To crawl remote Web content via a local agent, the code is as follows:
array( 'proxy'=>'tcp://192.168.1.108:8087', 'request_fulluri '=>true, "method" => "GET", "timeout" => 2, ),);$context = stream_context_create($options);$fp = stream_socket_client("tcp://www.bigxu.com:80", $errno, $errstr, 30,STREAM_CLIENT_CONNECT,$context);// print_r(stream_context_get_options($fp)); exit;if (!$fp) { echo "$errstr ($errno)
\n";} else { fwrite($fp, "GET / HTTP/1.0\r\nHost: www.bigxu.com\r\nAccept: */*\r\n\r\n"); while (!feof($fp)) { echo fgets($fp, 1024); } fclose($fp);}?>
PHP file.php
The Nginx access log is:
15.196.206.102 [26/apr/2014:12:04:45 +0800] http://www.bigxu.com/200 20630 0.241 "-" "-"

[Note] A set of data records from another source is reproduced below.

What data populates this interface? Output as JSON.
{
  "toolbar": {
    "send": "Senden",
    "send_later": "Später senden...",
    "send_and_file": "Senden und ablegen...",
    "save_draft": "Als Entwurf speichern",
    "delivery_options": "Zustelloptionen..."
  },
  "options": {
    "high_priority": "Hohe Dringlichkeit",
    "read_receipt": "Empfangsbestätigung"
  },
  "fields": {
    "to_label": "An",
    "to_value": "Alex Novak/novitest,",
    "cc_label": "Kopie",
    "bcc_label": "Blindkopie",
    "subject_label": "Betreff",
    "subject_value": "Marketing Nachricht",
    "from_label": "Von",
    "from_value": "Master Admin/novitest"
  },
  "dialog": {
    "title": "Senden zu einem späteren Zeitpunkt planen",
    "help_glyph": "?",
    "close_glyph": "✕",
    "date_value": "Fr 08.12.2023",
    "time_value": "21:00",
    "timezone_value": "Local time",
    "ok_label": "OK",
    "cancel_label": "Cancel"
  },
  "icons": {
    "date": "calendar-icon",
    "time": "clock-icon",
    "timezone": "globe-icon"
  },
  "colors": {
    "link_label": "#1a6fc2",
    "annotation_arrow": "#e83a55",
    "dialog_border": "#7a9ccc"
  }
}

15.196.206.102 is my native IP.
$context did not play a role.
Proxies are absolutely available.
Because with the code below, $context will work
$options = array( 'http'=>array( 'proxy'=>'tcp://192.168.1.108:8087', 'request_fulluri '=>true, "method" => "GET", "timeout" => 2, ), ); $context = stream_context_create($options); if ( $fp = fopen("http://www.bigxu.com", 'r', false, $context) ) { print "well done"; while (!feof($fp)) { echo fgets($fp, 1024); } }
PHP file.php
bigxu.com nginx access logs are:
8.35.201.32 [26/apr/2014:12:03:03 +0800] http://www.bigxu.com/200 7070 0.122 "-" "Appengine-google; (+http://code.google.com/appengine; appid:s~goagent0527) "

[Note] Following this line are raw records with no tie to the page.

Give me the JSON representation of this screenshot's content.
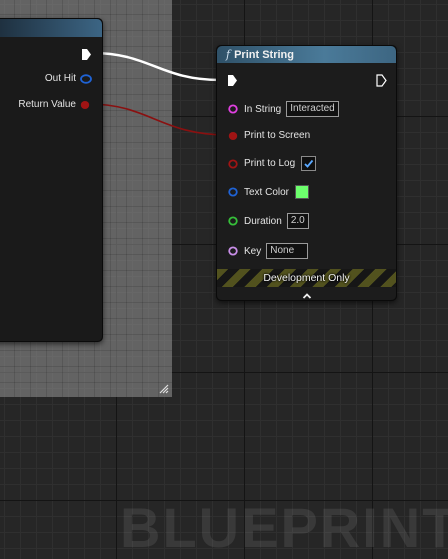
{
  "canvas": {
    "watermark": "BLUEPRINT"
  },
  "left_node": {
    "pins": [
      {
        "label": "",
        "type": "exec",
        "color": "#ffffff"
      },
      {
        "label": "Out Hit",
        "type": "struct",
        "color": "#1f63d6"
      },
      {
        "label": "Return Value",
        "type": "bool",
        "color": "#a01414"
      }
    ]
  },
  "print_string": {
    "icon": "function-icon",
    "icon_glyph": "f",
    "title": "Print String",
    "pins": {
      "in_string": {
        "label": "In String",
        "value": "Interacted",
        "color": "#e040e0"
      },
      "print_to_screen": {
        "label": "Print to Screen",
        "color": "#a01414"
      },
      "print_to_log": {
        "label": "Print to Log",
        "checked": true,
        "color": "#a01414"
      },
      "text_color": {
        "label": "Text Color",
        "value": "#6dff6d",
        "color": "#1f63d6"
      },
      "duration": {
        "label": "Duration",
        "value": "2.0",
        "color": "#36c03a"
      },
      "key": {
        "label": "Key",
        "value": "None",
        "color": "#c98ee8"
      }
    },
    "footer": "Development Only",
    "footer_stripe_color": "#52521e"
  },
  "wires": {
    "exec_color": "#ffffff",
    "bool_color": "#8a1010"
  }
}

8.35.201.32 is my proxy IP.
Comparison of large-scale crawler projects, I will definitely use stream_socket_client to connect, you help me to see, this function, how do I use the wrong?
Reply content:
To crawl remote Web content via a local agent, the code is as follows:
array( 'proxy'=>'tcp://192.168.1.108:8087', 'request_fulluri '=>true, "method" => "GET", "timeout" => 2, ),);$context = stream_context_create($options);$fp = stream_socket_client("tcp://www.bigxu.com:80", $errno, $errstr, 30,STREAM_CLIENT_CONNECT,$context);// print_r(stream_context_get_options($fp)); exit;if (!$fp) { echo "$errstr ($errno)
\n";} else { fwrite($fp, "GET / HTTP/1.0\r\nHost: www.bigxu.com\r\nAccept: */*\r\n\r\n"); while (!feof($fp)) { echo fgets($fp, 1024); } fclose($fp);}?>
PHP file.php
The Nginx access log is:
15.196.206.102 [26/apr/2014:12:04:45 +0800] http://www.bigxu.com/200 20630 0.241 "-" "-"
15.196.206.102 is my native IP.
$context did not play a role.
Proxies are absolutely available.
Because with the code below, $context will work
$options = array( 'http'=>array( 'proxy'=>'tcp://192.168.1.108:8087', 'request_fulluri '=>true, "method" => "GET", "timeout" => 2, ), ); $context = stream_context_create($options); if ( $fp = fopen("http://www.bigxu.com", 'r', false, $context) ) { print "well done"; while (!feof($fp)) { echo fgets($fp, 1024); } }
PHP file.php
bigxu.com nginx access logs are:
8.35.201.32 [26/apr/2014:12:03:03 +0800] http://www.bigxu.com/200 7070 0.122 "-" "Appengine-google; (+http://code.google.com/appengine; appid:s~goagent0527) "
8.35.201.32 is my proxy IP.
Comparison of large-scale crawler projects, I will definitely use stream_socket_client to connect, you help me to see, this function, how do I use the wrong?
Solved, it is difficult to imagine that I actually found the answer in a Japanese website, so don't feel free to boycott Japanese knowledge, haha! After testing completely can be achieved, you see:
Original address: http://pe5974.sakura.ne.jp/contents/proxy-https.php
When it comes to collecting, the first thing you should think of is PHP's curl function
The best way to do this is to simulate crawlers (e.g., Baidu spider crawler or Google spider crawler), also support proxy configuration
Through the crawler to simulate the browser's head request, there is nothing to catch (theoretically as long as the browser can be requested to the data, whether it is to log in or do not log in can be captured to the content)
Not sure if this agent has a problem, configure their own agent to look at?
or follow up? Stream_socket_client, go ahead and get it.